Pure Signal AI Intelligence

Imagine Kepler as a high-temperature language model—trying random relationships for twenty years, some completely wrong, until one works. That reframe, from a conversation between Dwarkesh Patel and Terence Tao, cuts to the heart of today's most important debate. Can AI actually do science? And separately—what happens when you give agents the ability to run science on themselves?

The Verification Problem: Why AI Scientific Discovery Is Harder Than It Looks

Tao and Patel spent two hours pulling apart a deceptively simple question. People assume AI will accelerate scientific discovery because of tight verification loops. But Tao's Kepler story complicates that immediately.

Copernicus's heliocentric model was actually less accurate than the geocentric model it replaced. The better theory survived—not because of data, but because of judgment, narrative, and heuristics we still can't fully articulate. That's a verification loop measured in decades. You can't reinforce-learn your way through it.

Tao's core argument is sharp. AI has driven the cost of idea generation down to nearly zero—the same way the internet drove communication costs to zero. That sounds great. But it shifts the bottleneck. Now we're drowning in hypotheses and starving for verification. Journals are being flooded with AI-generated submissions. Human reviewers are overwhelmed. We can generate a thousand theories a day. We can't evaluate them at that speed.

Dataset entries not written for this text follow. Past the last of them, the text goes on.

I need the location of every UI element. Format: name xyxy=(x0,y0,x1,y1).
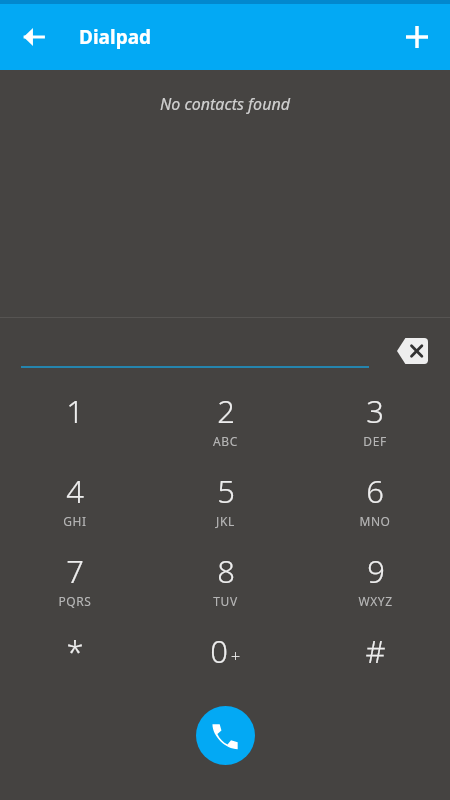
button[interactable]: 4 xyxy=(0,464,150,544)
staticText: GHI xyxy=(63,513,87,529)
staticText: 1 xyxy=(66,390,84,432)
button[interactable]: Backspace xyxy=(390,329,434,373)
staticText: ABC xyxy=(213,433,238,449)
button[interactable]: 8 xyxy=(150,544,300,624)
button[interactable]: Call xyxy=(196,706,255,765)
staticText: 9 xyxy=(367,550,385,592)
staticText: 2 xyxy=(217,390,235,432)
staticText: 0 xyxy=(210,630,228,672)
staticText: # xyxy=(365,630,386,672)
button[interactable]: 9 xyxy=(300,544,450,624)
button[interactable]: * xyxy=(0,624,150,704)
button[interactable]: # xyxy=(300,624,450,704)
button[interactable]: Back xyxy=(10,13,58,61)
staticText: PQRS xyxy=(58,593,92,609)
staticText: * xyxy=(66,630,84,672)
button[interactable]: 7 xyxy=(0,544,150,624)
staticText: MNO xyxy=(359,513,391,529)
staticText: WXYZ xyxy=(358,593,393,609)
staticText: 7 xyxy=(66,550,84,592)
button[interactable]: 0 xyxy=(150,624,300,704)
button[interactable]: 3 xyxy=(300,384,450,464)
staticText: 3 xyxy=(366,390,384,432)
staticText: 8 xyxy=(217,550,235,592)
staticText: TUV xyxy=(213,593,238,609)
button[interactable]: 1 xyxy=(0,384,150,464)
staticText: No contacts found xyxy=(160,93,290,115)
staticText: JKL xyxy=(216,513,235,529)
staticText: 6 xyxy=(366,470,384,512)
staticText: + xyxy=(231,645,241,667)
button[interactable]: 5 xyxy=(150,464,300,544)
button[interactable]: 2 xyxy=(150,384,300,464)
button[interactable]: Add contact xyxy=(393,13,441,61)
staticText: DEF xyxy=(363,433,387,449)
staticText: Dialpad xyxy=(79,24,152,50)
button[interactable]: 6 xyxy=(300,464,450,544)
staticText: 5 xyxy=(217,470,235,512)
staticText: 4 xyxy=(66,470,84,512)
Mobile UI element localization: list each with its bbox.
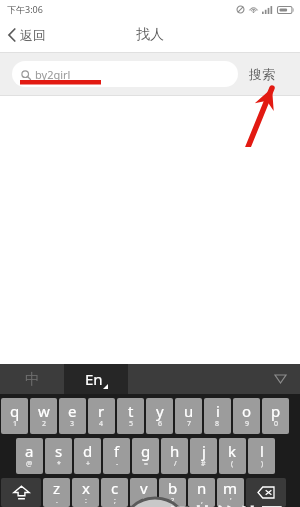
staticText: o [242,401,252,421]
staticText: i [216,401,220,421]
staticText: = [144,459,149,469]
staticText: q [10,401,20,421]
button[interactable]: a [16,438,43,474]
staticText: 4 [99,419,104,429]
staticText: b [168,478,178,498]
staticText: x [82,478,90,498]
staticText: . [56,496,58,505]
staticText: / [174,459,177,469]
button[interactable]: c [101,478,128,507]
staticText: e [68,401,77,421]
staticText: h [170,441,180,461]
staticText: w [38,401,50,421]
staticText: c [111,478,119,498]
button[interactable]: Shift [1,478,41,507]
button[interactable]: k [219,438,246,474]
staticText: ! [143,496,145,505]
staticText: 中 [25,370,40,389]
staticText: ' [230,496,232,505]
button[interactable]: d [74,438,101,474]
staticText: 绿茶软件园 [168,503,283,507]
staticText: + [86,459,91,469]
button[interactable]: n [188,478,215,507]
button[interactable]: v [130,478,157,507]
button[interactable]: f [103,438,130,474]
staticText: , [201,496,203,505]
staticText: En [85,369,103,389]
button[interactable]: t [117,398,144,434]
staticText: 0 [274,419,279,429]
staticText: * [57,459,61,469]
button[interactable]: g [132,438,159,474]
button[interactable]: p [262,398,289,434]
staticText: 5 [129,419,134,429]
button[interactable]: x [72,478,99,507]
staticText: 8 [215,419,220,429]
staticText: z [53,478,61,498]
button[interactable]: h [161,438,188,474]
staticText: 下午3:06 [7,3,43,15]
button[interactable]: j [190,438,217,474]
staticText: 6 [158,419,163,429]
button[interactable]: e [59,398,86,434]
staticText: m [223,478,238,498]
staticText: a [25,441,34,461]
button[interactable]: Backspace [246,478,286,507]
staticText: 9 [245,419,250,429]
button[interactable]: u [175,398,202,434]
button[interactable]: 中 [0,364,64,394]
staticText: t [128,401,134,421]
staticText: l [260,441,264,461]
staticText: 7 [187,419,192,429]
staticText: ? [171,496,175,505]
staticText: 返回 [20,27,46,43]
staticText: u [184,401,194,421]
button[interactable]: z [43,478,70,507]
button[interactable]: 搜索 [243,57,281,91]
staticText: - [116,459,119,469]
staticText: ( [231,459,234,469]
staticText: n [197,478,207,498]
staticText: p [271,401,281,421]
button[interactable]: b [159,478,186,507]
button[interactable]: m [217,478,244,507]
button[interactable]: Hide keyboard [128,364,300,394]
button[interactable]: by2girl [12,61,238,87]
button[interactable]: l [248,438,275,474]
staticText: 1 [13,419,18,429]
staticText: 找人 [136,26,164,44]
staticText: k [228,441,237,461]
button[interactable]: r [88,398,115,434]
button[interactable]: y [146,398,173,434]
staticText: f [114,441,120,461]
staticText: 搜索 [249,66,275,82]
staticText: # [201,459,206,469]
button[interactable]: q [1,398,28,434]
staticText: @ [26,459,33,469]
staticText: j [202,441,206,461]
staticText: 2 [42,419,47,429]
staticText: : [85,496,87,505]
staticText: ) [261,459,264,469]
button[interactable]: En [64,364,128,394]
button[interactable]: s [45,438,72,474]
staticText: by2girl [35,67,71,82]
staticText: ; [114,496,116,505]
staticText: d [83,441,93,461]
staticText: g [141,441,151,461]
button[interactable]: 返回 [0,22,58,48]
button[interactable]: w [30,398,57,434]
staticText: s [55,441,63,461]
staticText: r [98,401,105,421]
staticText: 3 [70,419,75,429]
button[interactable]: o [233,398,260,434]
staticText: v [140,478,148,498]
button[interactable]: i [204,398,231,434]
staticText: y [156,401,164,421]
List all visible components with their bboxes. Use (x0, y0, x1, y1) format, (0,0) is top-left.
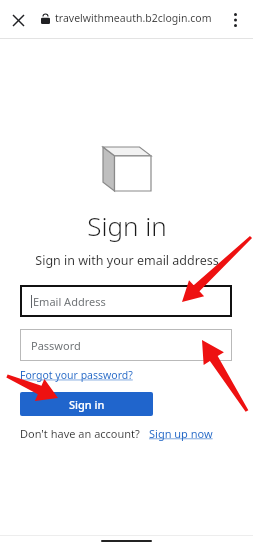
button[interactable]: Sign in (20, 392, 153, 416)
staticText: Sign in (69, 397, 105, 412)
button[interactable]: Forgot your password? (20, 368, 133, 382)
staticText: Password (31, 338, 81, 353)
button[interactable]: Sign up now (149, 426, 213, 441)
button[interactable]: Close (6, 8, 30, 32)
staticText: travelwithmeauth.b2clogin.com (55, 11, 212, 25)
button[interactable]: More options (222, 7, 248, 33)
staticText: Sign up now (149, 426, 213, 441)
button[interactable]: Password (20, 329, 232, 361)
staticText: Email Address (33, 294, 106, 309)
staticText: Sign in (87, 208, 167, 243)
staticText: Don't have an account? (20, 426, 140, 441)
staticText: Sign in with your email address (35, 252, 219, 269)
staticText: Forgot your password? (20, 368, 133, 382)
button[interactable]: Email Address (20, 285, 232, 317)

Here's the number that grounds the hype. Tao has tracked AI progress on the Erdős problems—roughly eleven hundred unsolved combinatorics challenges. About fifty were solved by AI tools over recent months. Then it stopped. Three separate attempts to have frontier models attack every remaining problem simultaneously produced almost nothing. The success rate on any given problem is roughly one to two percent. The wins get amplified on social media. The failures stay quiet. That's selection bias masquerading as a breakthrough.

What AI can do is breadth—and Tao is genuinely excited about that. AI can map an entire field rapidly. It can apply every known technique to every open problem simultaneously. Human experts provide depth. Those two things are complementary, not competing. But—and this is the crucial caveat—we haven't yet redesigned scientific workflows to take advantage of this combination. The paradigm doesn't exist yet.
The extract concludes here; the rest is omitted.